On June 25, 2026, Blue Owl Capital Corporation (the "Company") entered into the Third Amendment to Amended and Restated Senior Secured Revolving Credit Agreement (the "Third Amendment"), which amends that certain Amended and Restated Senior Secured Revolving Credit Agreement, dated as of August 26, 2022 (as amended by the First Amendment to Amended and Restated Senior Secured Revolving Credit Agreement, dated as of November 17, 2023, as amended by the Second Amendment to Amended and Restated Senior Secured Revolving Credit Agreement, dated as of November 22, 2024, and as further amended by the Third Amendment, the "Credit Agreement"). The parties to the Third Amendment include the Company, as Borrower, the subsidiary guarantors party thereto solely with respect to Section 5.9 therein, the lenders party thereto and Truist Bank, as Administrative Agent, and, solely with respect to Section 5.11 therein, as Collateral Agent. The Third Amendment, among other things, (i) extends the revolver availability period from November 2028 to June 2030, (ii) extends the scheduled maturity date from November 2029 to June 2031, (iii) increases the accordion provision to permit increases to a total facility amount of up to $6,000,000,000, (iv) resets the minimum shareholders' equity test and (v) reduces the total facility amount from $4,025,000,000 to $4,000,000,000.
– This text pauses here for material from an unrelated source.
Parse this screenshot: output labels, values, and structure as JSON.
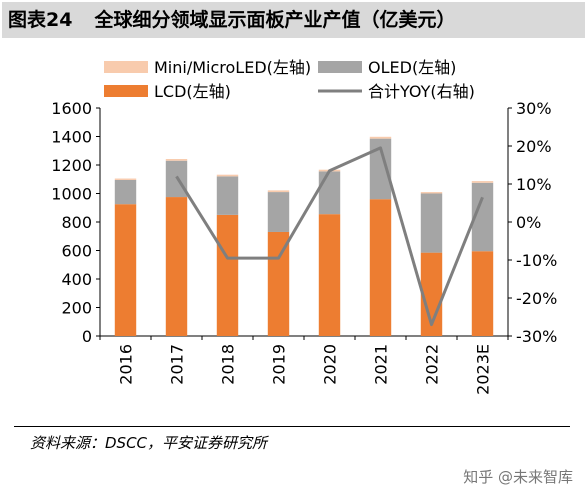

Item 1.02 - Termination of a Material Definitive Agreement.
On March 20, 2024, OBDC III Financing III LLC ("OBDC III Financing III"), a Delaware limited liability company and subsidiary of the Company, entered into a Credit Agreement (the "Secured Credit Facility"), with OBDC III Financing III, as Borrower, Blue Owl Credit Advisors LLC, as Servicer, the lenders from time to time parties thereto, Bank of America, N.A., as Administrative Agent, State Street Bank and Trust Company, as Collateral Agent and as Collateral Custodian and Bank of America, N.A., as Sole Lead Arranger and Sole Book Manager.
The Secured Credit Facility provided for a revolving credit facility in an aggregate principal amount of up to $300,000,000. On June 25, 2026, the Company and other parties to the Secured Credit Facility entered into a letter agreement (the "Termination Letter") pursuant to which (i) the Secured Credit Facility and all commitments thereunder were terminated in full, (ii) all outstanding obligations under the Secured Credit Facility were repaid in full, (iii) the liens granted under the Secured Credit Facility and related loan documents were released and (iv) the Secured Credit Facility and related loan documents were terminated.
Item 2.03 - Creation of a Direct Financial Obligation.
The information set forth under Item 1.01 above is incorporated by reference into this Item 2.03.